Demo converting DB2 database to postgresql using DB2 on an EC2 instance with SCT and DMS. Additional option to use Kinesis in between DMS and Aurora.
- Overview
- AWS Services Used
- Technical Overview
- Instructions
- DB2 Setup
- Windows Steps
- DB2 with DMS
- Create DMS Resources
- Cleaning up
Initially used a CloudFormation template from Data Migration Immersion Day. This template has been modified to include an IBM DB2 instance with DMS components. This readme documents using SCT/DMS to convert DB2 sample database to Aurora PostgreSQL.
- AWS DMS Database Migration Service
- AWS SCT Schema Conversion Tool
- AWS Cloudformation
- AWS DMS Workshop
- Amazon Kinesis
- Bring up DMS/SCT environment using modified immersion days template
- Review Security Group Settings
- Setup VNC viewer on redhat instance. VNC is needed for using IBM DB2 Setup Wizard
- A db2 installation response file is available for a silent install to avoid need for VNC
- Install DB2 and create sample DB2 database
- Use SCT and DMS to convert sample DB2 database to Aurora PostgreSQL
- Additional DMS setup to use kinesis
*IMPORTANT NOTE: Creating this demo application in your AWS account will create and consume AWS resources, which will cost money. Costing information is available at AWS DMS Pricing The template will cost money for the other resources as well.

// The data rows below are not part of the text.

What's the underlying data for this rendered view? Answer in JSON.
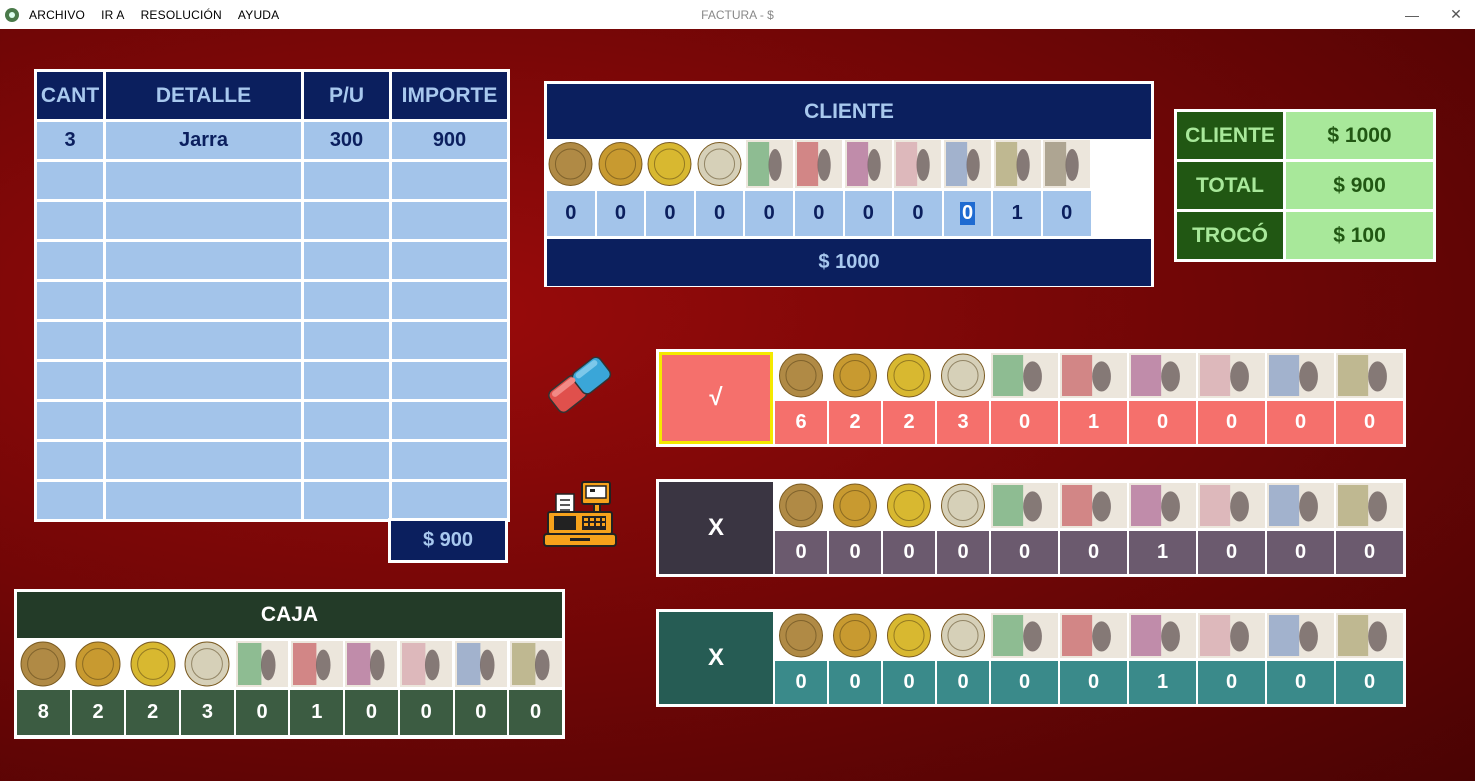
{
  "window": {
    "title": "FACTURA - $",
    "menu": [
      "ARCHIVO",
      "IR A",
      "RESOLUCIÓN",
      "AYUDA"
    ],
    "minimize_icon": "minimize-icon",
    "close_icon": "close-icon"
  },
  "factura": {
    "headers": [
      "CANT",
      "DETALLE",
      "P/U",
      "IMPORTE"
    ],
    "rows": [
      [
        "3",
        "Jarra",
        "300",
        "900"
      ],
      [
        "",
        "",
        "",
        ""
      ],
      [
        "",
        "",
        "",
        ""
      ],
      [
        "",
        "",
        "",
        ""
      ],
      [
        "",
        "",
        "",
        ""
      ],
      [
        "",
        "",
        "",
        ""
      ],
      [
        "",
        "",
        "",
        ""
      ],
      [
        "",
        "",
        "",
        ""
      ],
      [
        "",
        "",
        "",
        ""
      ],
      [
        "",
        "",
        "",
        ""
      ]
    ],
    "total": "$ 900"
  },
  "denominations": [
    {
      "value": 1,
      "kind": "coin",
      "color": "#b08a45"
    },
    {
      "value": 2,
      "kind": "coin",
      "color": "#c89a30"
    },
    {
      "value": 5,
      "kind": "coin",
      "color": "#d8b830"
    },
    {
      "value": 10,
      "kind": "coin",
      "color": "#d6d0b8"
    },
    {
      "value": 20,
      "kind": "bill",
      "color": "#6fae7a"
    },
    {
      "value": 50,
      "kind": "bill",
      "color": "#c9666a"
    },
    {
      "value": 100,
      "kind": "bill",
      "color": "#b26e9a"
    },
    {
      "value": 200,
      "kind": "bill",
      "color": "#d8a8b0"
    },
    {
      "value": 500,
      "kind": "bill",
      "color": "#8aa0c8"
    },
    {
      "value": 1000,
      "kind": "bill",
      "color": "#b0a878"
    },
    {
      "value": 2000,
      "kind": "bill",
      "color": "#9a8f7a"
    }
  ],
  "cliente": {
    "title": "CLIENTE",
    "counts": [
      "0",
      "0",
      "0",
      "0",
      "0",
      "0",
      "0",
      "0",
      "0",
      "1",
      "0"
    ],
    "selected_index": 8,
    "total": "$ 1000"
  },
  "summary": {
    "cliente_label": "CLIENTE",
    "cliente_value": "$ 1000",
    "total_label": "TOTAL",
    "total_value": "$ 900",
    "troco_label": "TROCÓ",
    "troco_value": "$ 100"
  },
  "icons": {
    "eraser": "eraser-icon",
    "register": "cash-register-icon"
  },
  "answers": [
    {
      "mark": "√",
      "counts": [
        "6",
        "2",
        "2",
        "3",
        "0",
        "1",
        "0",
        "0",
        "0",
        "0"
      ],
      "color": "#f5706c"
    },
    {
      "mark": "X",
      "counts": [
        "0",
        "0",
        "0",
        "0",
        "0",
        "0",
        "1",
        "0",
        "0",
        "0"
      ],
      "color": "#6b5a6e"
    },
    {
      "mark": "X",
      "counts": [
        "0",
        "0",
        "0",
        "0",
        "0",
        "0",
        "1",
        "0",
        "0",
        "0"
      ],
      "color": "#3a8a8a"
    }
  ],
  "caja": {
    "title": "CAJA",
    "counts": [
      "8",
      "2",
      "2",
      "3",
      "0",
      "1",
      "0",
      "0",
      "0",
      "0"
    ]
  }
}
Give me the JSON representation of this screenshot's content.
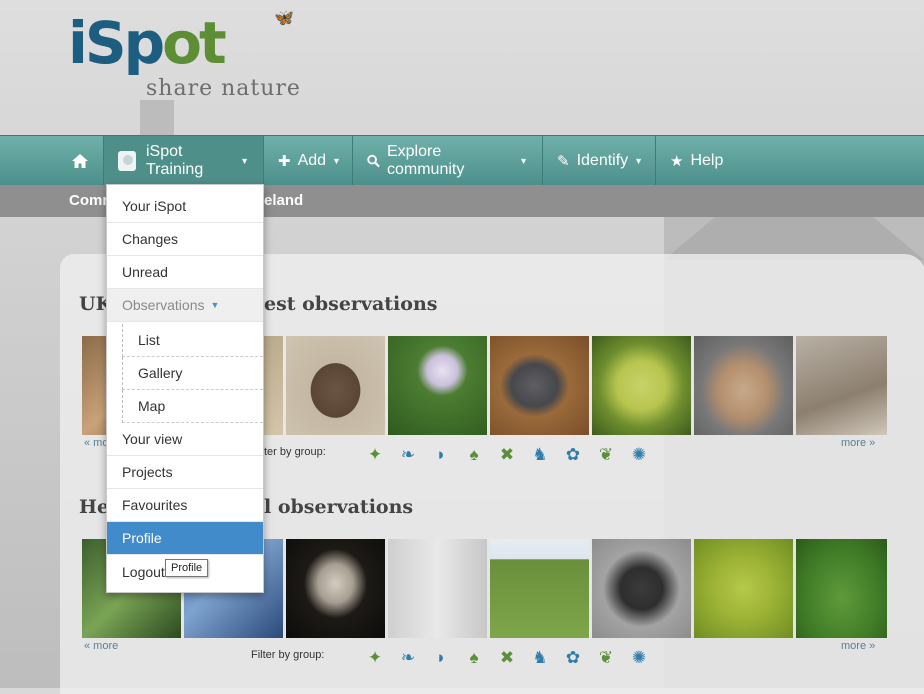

ADDITIONAL NOTE: Latest IBM DB2 version supported as of January 2021 is 11.1 with all Fix Packs. I worked through the entire process using IBM DB2 v11.5 and everything works until the very last step to move the data with DMS. This step fails to find the DB2 tables and no data is moved. DB2 11.5 is not supported by DMS and there is not an ETA for that support. Free trial downloads of earlier DB2 version are not available. I successfully used DB2 11.1 FixPack 5 for this exercise. I am unclear on usage limitation with this downloadable content so use this at your own discression.
- Start with AWS Account instructions
- After reviewing "Introduction" and "Getting Started", follow the Regular AWS Account instructions.
- Complete the "Login to the AWS Console" and "Create an EC2 Key Pair" steps
- In the "Configure the Environment" step, use the provided ./templates/DB2Workshop.yaml file instead of the link. Choose SQL Server for the source database
Additional ports need to be open to allow VNC connectivity to the redhat 8 instance to install DB2. Additionally, using additional agents for DMS, can require additional ports to be open
- Find the security group. There are two security group created with the template. Click on the InstanceSecurityGroup (not the DMSSecurityGroup)
- Tighten security on the RDP rule. Currently it is open to public
- two choices-can open the ports to amazon ip using the amazon VPN. problem vnc will not work while on amazon VPN. vnc is needed for DB2 install.
- it is best to log out of amazon vpn and use the non-amazon ip address
- get amazon ip address using amazon checkip URL
- get ip address using a "get my ip" search
- a separate option is to use tightvnc client on the windows VM (vnc viewer is flaky on windows)
- Click "Edit Inbound Rules"
- on the RDP inbound rule, remove "0.0.0.0/16" and put in the address obtained in checkip with a /32 e.g. "1.2.3.4/32"
- open all internal communication on private. Easy way is to change the inbound rule with Access Type of Oracle-RDS to All TCP.
- Click Add Rule and add a new rule for VNC access from the address found in checkip. Use port range of 5900-6000
- Click Add Rule and add a new rule for SSH access from the address found in checkip. Use inbound rule type "SSH"
- Click "save rules"
- two choices-can open the ports to amazon ip using the amazon VPN. problem vnc will not work while on amazon VPN. vnc is needed for DB2 install.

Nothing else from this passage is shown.